Some East Bay and SF DSAers got very interested when we learned that the California Air Resources Board (CARB) was holding a one-day hearing on a 228-page draft plan for California’s transition to a green future. The 2022 Scoping Plan Update, to be adopted later this year, aims to be the state’s key reference document to guide legislators and administrations in remaking the California economy over the next two decades. We turned on our bullshit detectors and prepared for the worst. CARB did not disappoint.

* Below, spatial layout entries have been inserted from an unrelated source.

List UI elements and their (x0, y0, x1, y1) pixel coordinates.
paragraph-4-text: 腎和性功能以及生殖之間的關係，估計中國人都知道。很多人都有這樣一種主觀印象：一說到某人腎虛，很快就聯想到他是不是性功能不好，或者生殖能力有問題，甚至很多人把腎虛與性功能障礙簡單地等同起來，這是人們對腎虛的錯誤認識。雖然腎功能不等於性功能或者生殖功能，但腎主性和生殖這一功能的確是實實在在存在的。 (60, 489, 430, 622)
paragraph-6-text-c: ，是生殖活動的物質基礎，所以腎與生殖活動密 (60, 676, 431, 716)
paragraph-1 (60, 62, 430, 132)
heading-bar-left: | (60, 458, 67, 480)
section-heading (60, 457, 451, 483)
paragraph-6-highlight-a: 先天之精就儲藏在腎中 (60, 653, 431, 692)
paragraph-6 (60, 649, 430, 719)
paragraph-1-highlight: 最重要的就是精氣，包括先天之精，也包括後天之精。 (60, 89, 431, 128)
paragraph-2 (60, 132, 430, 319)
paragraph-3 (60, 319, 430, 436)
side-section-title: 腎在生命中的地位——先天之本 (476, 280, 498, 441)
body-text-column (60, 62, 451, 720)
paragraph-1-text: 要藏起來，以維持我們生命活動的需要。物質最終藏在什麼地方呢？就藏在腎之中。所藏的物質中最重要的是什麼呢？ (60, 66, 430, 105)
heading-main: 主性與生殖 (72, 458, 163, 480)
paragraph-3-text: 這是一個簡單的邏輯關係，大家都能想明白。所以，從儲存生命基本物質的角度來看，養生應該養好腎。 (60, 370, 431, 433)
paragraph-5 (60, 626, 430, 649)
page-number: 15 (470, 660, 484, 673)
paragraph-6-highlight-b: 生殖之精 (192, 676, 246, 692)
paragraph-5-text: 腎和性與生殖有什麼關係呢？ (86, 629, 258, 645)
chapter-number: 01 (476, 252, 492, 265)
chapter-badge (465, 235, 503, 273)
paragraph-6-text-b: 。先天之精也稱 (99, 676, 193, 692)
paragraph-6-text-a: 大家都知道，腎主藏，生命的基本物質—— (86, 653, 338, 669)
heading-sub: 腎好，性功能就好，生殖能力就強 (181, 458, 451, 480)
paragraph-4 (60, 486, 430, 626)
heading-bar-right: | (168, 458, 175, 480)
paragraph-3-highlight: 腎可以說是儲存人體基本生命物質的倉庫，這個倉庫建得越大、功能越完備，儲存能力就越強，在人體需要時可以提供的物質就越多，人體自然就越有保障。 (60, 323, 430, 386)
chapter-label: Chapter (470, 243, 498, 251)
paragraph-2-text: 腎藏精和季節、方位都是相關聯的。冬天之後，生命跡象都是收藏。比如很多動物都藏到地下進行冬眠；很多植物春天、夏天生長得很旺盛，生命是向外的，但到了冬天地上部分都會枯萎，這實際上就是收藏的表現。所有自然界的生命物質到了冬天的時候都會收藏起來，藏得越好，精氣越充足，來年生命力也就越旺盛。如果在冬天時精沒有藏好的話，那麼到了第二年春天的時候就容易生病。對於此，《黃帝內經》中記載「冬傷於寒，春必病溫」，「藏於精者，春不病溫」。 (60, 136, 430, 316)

The state is currently committed to two major climate goals: (1) to reduce greenhouse gas emissions to 40 percent below 1990 levels by 2030 and (2) to achieve “carbon neutrality” by 2045. These are hardly adequate goals in the eyes of science-based climate activists, but California officialdom is taking them seriously, at least seriously enough to commission a state agency to map out a master plan to reach them.
And there’s the rub. Charged with the outsized responsibility of devising a roadmap to a Green California, CARB’s staff came up with a technocratic vision that caters to the powerful, seems designed to fail, and pays virtually no attention to workers whose world will be turned upside down by “rapid, far- reaching and unprecedented changes in all aspects of society” required to limit global overheating to 1.5ºC. Despite copious lip service to environmental justice, CARB’s draft also ignores the critiques and questions put forward by CARB’s own Environmental Justice Advisory Committee (EJAC), assembled to give CARB input and feedback as the state’s master plan takes shape.

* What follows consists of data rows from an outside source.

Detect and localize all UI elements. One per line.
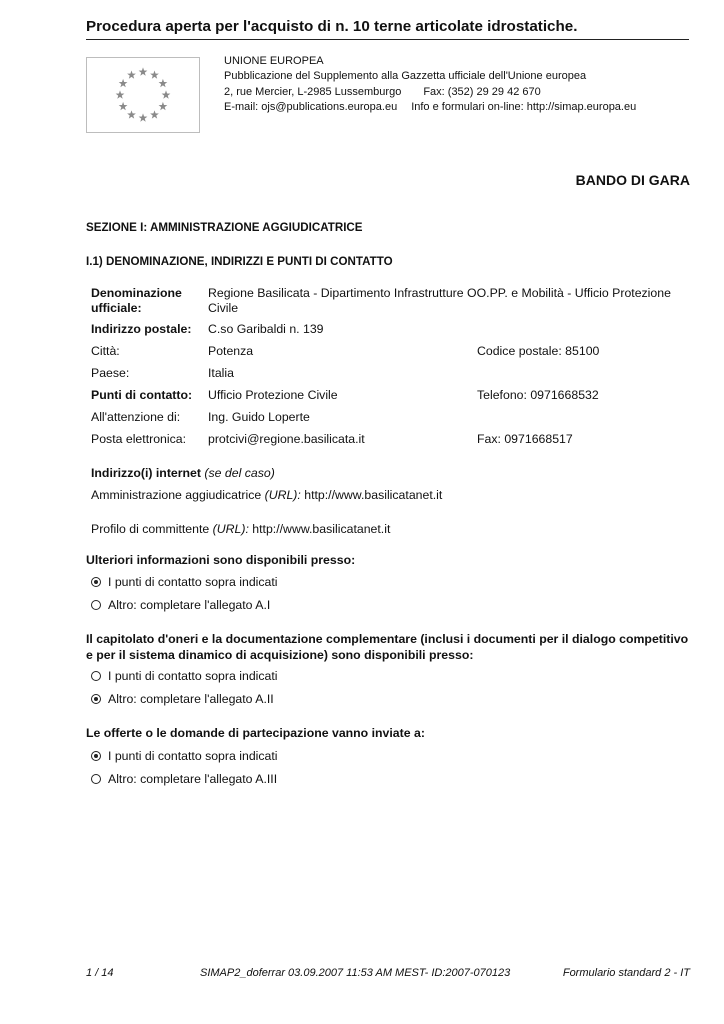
footer-form: Formulario standard 2 - IT xyxy=(562,967,690,979)
section-1-1-title: I.1) DENOMINAZIONE, INDIRIZZI E PUNTI DI CONTATTO xyxy=(86,255,393,268)
radio-icon[interactable] xyxy=(91,751,101,761)
radio-icon[interactable] xyxy=(91,577,101,587)
indirizzo-label: Indirizzo postale: xyxy=(91,322,192,336)
star-icon xyxy=(119,79,128,87)
q3-title: Le offerte o le domande di partecipazione vanno inviate a: xyxy=(86,726,425,740)
denominazione-value: Regione Basilicata - Dipartimento Infrastrutture OO.PP. e Mobilità - Ufficio Protezione Civile xyxy=(208,286,671,315)
radio-icon[interactable] xyxy=(91,694,101,704)
codice-postale: Codice postale: 85100 xyxy=(477,344,600,358)
star-icon xyxy=(150,70,159,78)
star-icon xyxy=(119,102,128,110)
eu-info: Info e formulari on-line: http://simap.europa.eu xyxy=(411,100,637,113)
star-icon xyxy=(162,90,171,98)
star-icon xyxy=(150,110,159,118)
q1-option-2[interactable]: Altro: completare l'allegato A.I xyxy=(91,598,270,612)
q1-title: Ulteriori informazioni sono disponibili presso: xyxy=(86,553,356,567)
profilo-url-line: Profilo di committente (URL): http://www.basilicatanet.it xyxy=(91,522,391,536)
radio-icon[interactable] xyxy=(91,671,101,681)
paese-value: Italia xyxy=(208,366,234,380)
footer-meta: SIMAP2_doferrar 03.09.2007 11:53 AM MEST- ID:2007-070123 xyxy=(200,967,511,979)
star-icon xyxy=(139,113,148,121)
attenzione-value: Ing. Guido Loperte xyxy=(208,410,310,424)
section-1-title: SEZIONE I: AMMINISTRAZIONE AGGIUDICATRICE xyxy=(86,221,363,234)
eu-flag-icon xyxy=(86,57,200,133)
amministrazione-url[interactable]: http://www.basilicatanet.it xyxy=(304,488,443,502)
paese-label: Paese: xyxy=(91,366,130,380)
document-title: Procedura aperta per l'acquisto di n. 10 terne articolate idrostatiche. xyxy=(86,18,689,40)
star-icon xyxy=(159,79,168,87)
citta-label: Città: xyxy=(91,344,120,358)
posta-label: Posta elettronica: xyxy=(91,432,187,446)
footer-page: 1 / 14 xyxy=(86,967,114,979)
radio-icon[interactable] xyxy=(91,774,101,784)
posta-value: protcivi@regione.basilicata.it xyxy=(208,432,365,446)
punti-contatto-value: Ufficio Protezione Civile xyxy=(208,388,338,402)
attenzione-label: All'attenzione di: xyxy=(91,410,181,424)
fax: Fax: 0971668517 xyxy=(477,432,573,446)
radio-icon[interactable] xyxy=(91,600,101,610)
eu-contact-line xyxy=(224,100,636,115)
q3-option-1[interactable]: I punti di contatto sopra indicati xyxy=(91,749,278,763)
punti-contatto-label: Punti di contatto: xyxy=(91,388,193,402)
denominazione-label: Denominazione ufficiale: xyxy=(91,286,182,315)
eu-address-line xyxy=(224,85,636,100)
eu-address: 2, rue Mercier, L-2985 Lussemburgo xyxy=(224,85,402,98)
star-icon xyxy=(116,90,125,98)
q2-title: Il capitolato d'oneri e la documentazione complementare (inclusi i documenti per il dialogo competitivo e per il sistema dinamico di acquisizione) sono disponibili presso: xyxy=(86,632,689,662)
q2-option-1[interactable]: I punti di contatto sopra indicati xyxy=(91,669,278,683)
indirizzo-value: C.so Garibaldi n. 139 xyxy=(208,322,324,336)
star-icon xyxy=(127,70,136,78)
eu-stars-icon xyxy=(87,58,199,132)
star-icon xyxy=(139,67,148,75)
internet-heading: Indirizzo(i) internet (se del caso) xyxy=(91,466,275,480)
q1-option-1[interactable]: I punti di contatto sopra indicati xyxy=(91,575,278,589)
star-icon xyxy=(127,110,136,118)
eu-publication-info xyxy=(224,54,636,115)
q3-option-2[interactable]: Altro: completare l'allegato A.III xyxy=(91,772,277,786)
doc-type-heading: BANDO DI GARA xyxy=(575,172,690,188)
citta-value: Potenza xyxy=(208,344,254,358)
telefono: Telefono: 0971668532 xyxy=(477,388,599,402)
eu-name: UNIONE EUROPEA xyxy=(224,55,324,67)
profilo-url[interactable]: http://www.basilicatanet.it xyxy=(252,522,391,536)
eu-email: E-mail: ojs@publications.europa.eu xyxy=(224,100,398,113)
amministrazione-url-line: Amministrazione aggiudicatrice (URL): http://www.basilicatanet.it xyxy=(91,488,443,502)
eu-fax: Fax: (352) 29 29 42 670 xyxy=(423,85,541,98)
eu-supplement: Pubblicazione del Supplemento alla Gazzetta ufficiale dell'Unione europea xyxy=(224,70,587,83)
star-icon xyxy=(159,102,168,110)
q2-option-2[interactable]: Altro: completare l'allegato A.II xyxy=(91,692,274,706)
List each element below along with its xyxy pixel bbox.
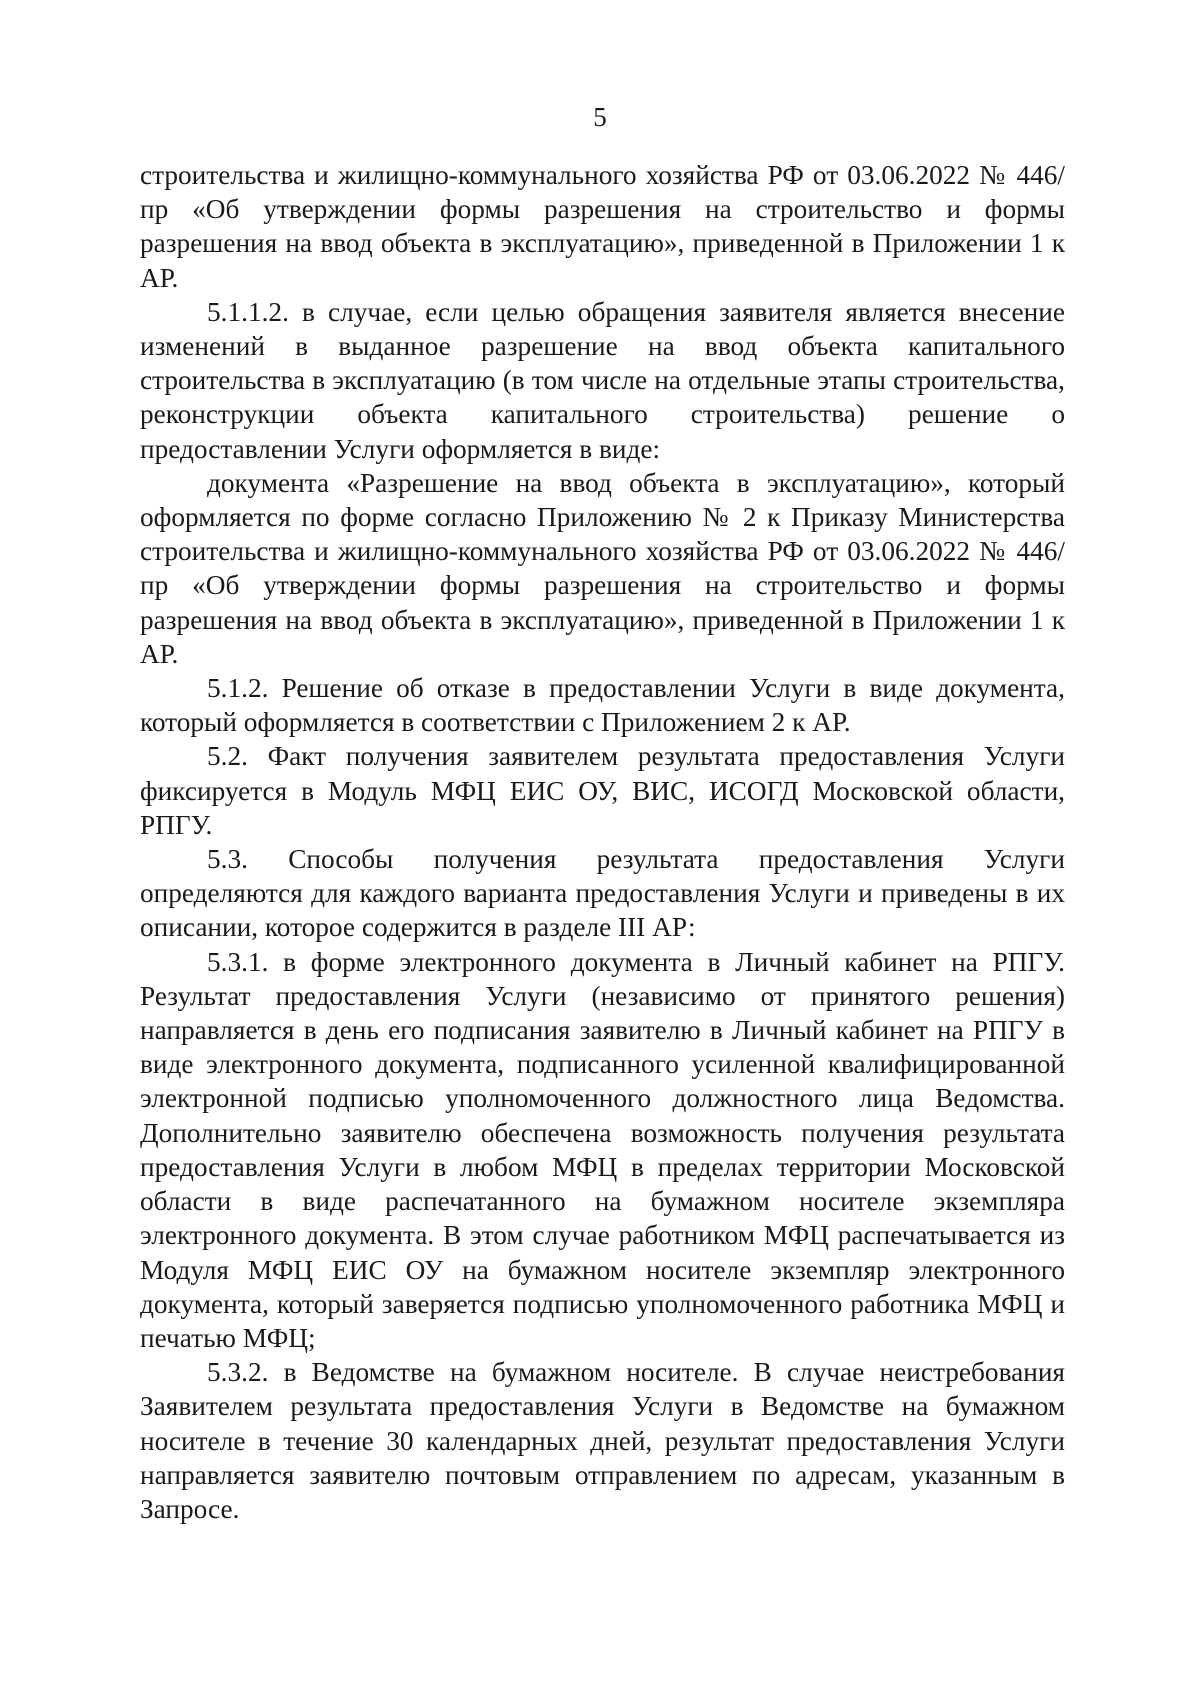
paragraph-5-2: 5.2. Факт получения заявителем результата предоставления Услуги фиксируется в Модуль МФЦ ЕИС ОУ, ВИС, ИСОГД Московской области, РПГУ. bbox=[140, 741, 1065, 840]
paragraph-5-1-2: 5.1.2. Решение об отказе в предоставлении Услуги в виде документа, который оформляется в соответствии с Приложением 2 к АР. bbox=[140, 673, 1065, 738]
paragraph-continuation: строительства и жилищно-коммунального хозяйства РФ от 03.06.2022 № 446/пр «Об утверждении формы разрешения на строительство и формы разрешения на ввод объекта в эксплуатацию», приведенной в Приложении 1 к АР. bbox=[140, 160, 1065, 293]
paragraph-5-3: 5.3. Способы получения результата предоставления Услуги определяются для каждого варианта предоставления Услуги и приведены в их описании, которое содержится в разделе III АР: bbox=[140, 844, 1065, 943]
paragraph-5-3-2: 5.3.2. в Ведомстве на бумажном носителе. В случае неистребования Заявителем результата предоставления Услуги в Ведомстве на бумажном носителе в течение 30 календарных дней, результат предоставления Услуги направляется заявителю почтовым отправлением по адресам, указанным в Запросе. bbox=[140, 1357, 1065, 1524]
paragraph-document-form: документа «Разрешение на ввод объекта в эксплуатацию», который оформляется по форме согласно Приложению № 2 к Приказу Министерства строительства и жилищно-коммунального хозяйства РФ от 03.06.2022 № 446/пр «Об утверждении формы разрешения на строительство и формы разрешения на ввод объекта в эксплуатацию», приведенной в Приложении 1 к АР. bbox=[140, 467, 1065, 669]
paragraph-5-3-1: 5.3.1. в форме электронного документа в Личный кабинет на РПГУ. Результат предоставления Услуги (независимо от принятого решения) направляется в день его подписания заявителю в Личный кабинет на РПГУ в виде электронного документа, подписанного усиленной квалифицированной электронной подписью уполномоченного должностного лица Ведомства. Дополнительно заявителю обеспечена возможность получения результата предоставления Услуги в любом МФЦ в пределах территории Московской области в виде распечатанного на бумажном носителе экземпляра электронного документа. В этом случае работником МФЦ распечатывается из Модуля МФЦ ЕИС ОУ на бумажном носителе экземпляр электронного документа, который заверяется подписью уполномоченного работника МФЦ и печатью МФЦ; bbox=[140, 946, 1065, 1353]
document-body bbox=[140, 158, 1065, 1526]
page-number: 5 bbox=[593, 102, 607, 132]
paragraph-5-1-1-2: 5.1.1.2. в случае, если целью обращения заявителя является внесение изменений в выданное разрешение на ввод объекта капитального строительства в эксплуатацию (в том числе на отдельные этапы строительства, реконструкции объекта капитального строительства) решение о предоставлении Услуги оформляется в виде: bbox=[140, 296, 1065, 464]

“The state’s 20-year climate policy blueprint is a huge step backward for California,” commented Martha Dina Arguello, EJAC’s co-chair and executive director of Physicians for Social Responsibility-Los Angeles. “The plan on the table is grossly out of touch with the lived reality of communities that experience suffocating pollution and doubles down on fossil fuels at a time when California needs real climate solutions.”
The idea that an air quality regulatory agency like CARB could come up with a viable plan for a societal transformation on the scale of the Industrial Revolution is absurd on its face. To do this without extensive involvement of labor would seem to doom the project entirely. Yet CARB plowed ahead without any significant input from labor. Result: the only union mentioned in CARB’s draft plan is the European Union.

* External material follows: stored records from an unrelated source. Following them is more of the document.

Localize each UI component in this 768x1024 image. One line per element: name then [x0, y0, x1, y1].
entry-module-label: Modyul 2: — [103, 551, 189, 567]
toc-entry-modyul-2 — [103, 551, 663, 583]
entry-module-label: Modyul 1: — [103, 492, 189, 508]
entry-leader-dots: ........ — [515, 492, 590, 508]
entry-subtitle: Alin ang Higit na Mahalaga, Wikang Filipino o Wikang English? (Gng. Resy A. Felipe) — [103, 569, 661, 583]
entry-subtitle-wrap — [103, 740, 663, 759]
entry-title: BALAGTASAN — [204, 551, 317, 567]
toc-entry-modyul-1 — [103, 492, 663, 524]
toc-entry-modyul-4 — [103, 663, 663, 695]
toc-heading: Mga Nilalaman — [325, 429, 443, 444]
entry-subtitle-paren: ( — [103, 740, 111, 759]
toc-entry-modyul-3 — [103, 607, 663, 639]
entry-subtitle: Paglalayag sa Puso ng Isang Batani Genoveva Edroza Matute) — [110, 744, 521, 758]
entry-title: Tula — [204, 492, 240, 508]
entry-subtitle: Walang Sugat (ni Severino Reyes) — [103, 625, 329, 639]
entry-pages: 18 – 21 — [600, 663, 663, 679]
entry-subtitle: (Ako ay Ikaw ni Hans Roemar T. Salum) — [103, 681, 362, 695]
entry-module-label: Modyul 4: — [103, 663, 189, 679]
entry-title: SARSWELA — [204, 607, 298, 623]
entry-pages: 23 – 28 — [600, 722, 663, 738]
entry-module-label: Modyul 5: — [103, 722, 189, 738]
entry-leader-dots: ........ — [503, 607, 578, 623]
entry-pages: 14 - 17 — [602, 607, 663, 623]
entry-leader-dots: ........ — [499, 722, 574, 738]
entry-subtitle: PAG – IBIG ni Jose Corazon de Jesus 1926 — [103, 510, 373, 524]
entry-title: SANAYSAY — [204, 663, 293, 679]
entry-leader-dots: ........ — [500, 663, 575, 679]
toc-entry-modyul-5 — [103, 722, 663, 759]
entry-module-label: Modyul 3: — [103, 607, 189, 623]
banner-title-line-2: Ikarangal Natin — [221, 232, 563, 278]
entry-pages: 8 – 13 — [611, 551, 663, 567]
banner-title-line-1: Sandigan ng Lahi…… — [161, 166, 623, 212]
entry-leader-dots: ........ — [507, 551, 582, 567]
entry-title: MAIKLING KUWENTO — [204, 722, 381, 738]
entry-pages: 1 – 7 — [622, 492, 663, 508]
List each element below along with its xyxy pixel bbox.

We searched the draft plan in vain to see if it addressed any of the key questions from labor’s point of view:
What is the green future for California’s workers? How shall we provide for workers and communities that depend on the fossil fuel economy as major industries are phased out? What would a green economy look like, what are green jobs, how can we create enough good green jobs to meet demand, and what public investments will be required?
Instead of answering questions like these, CARB’s draft plan promotes a bevy of false solutions to reach California’s already inadequate targets. CARB’s depends on the state’s problematic cap-and-trade carbon trading scheme as well as carbon capture and storage (the favored scam of the oil industry) and hydrogen (the favored scam of the gas industry). The draft gives the nod to 33 new large or 100 new peaker gas-fired power plants. Missing: cutting petroleum refining, oil extraction, and fracking; banning new fossil fuel infrastructure; degrowing military and police budgets; and committing more resources to education, mass transit, healthcare, and housing. Instead of proposing an economy of care and repair to replace the old fossil fuel economy, CARB offers electric cars and more pipelines.
Far from providing a roadmap to a green future, CARB has come up with California capitalism’s most ambitious response yet to the radical ecosocialist Green New Deal that the world needs and we are fighting for.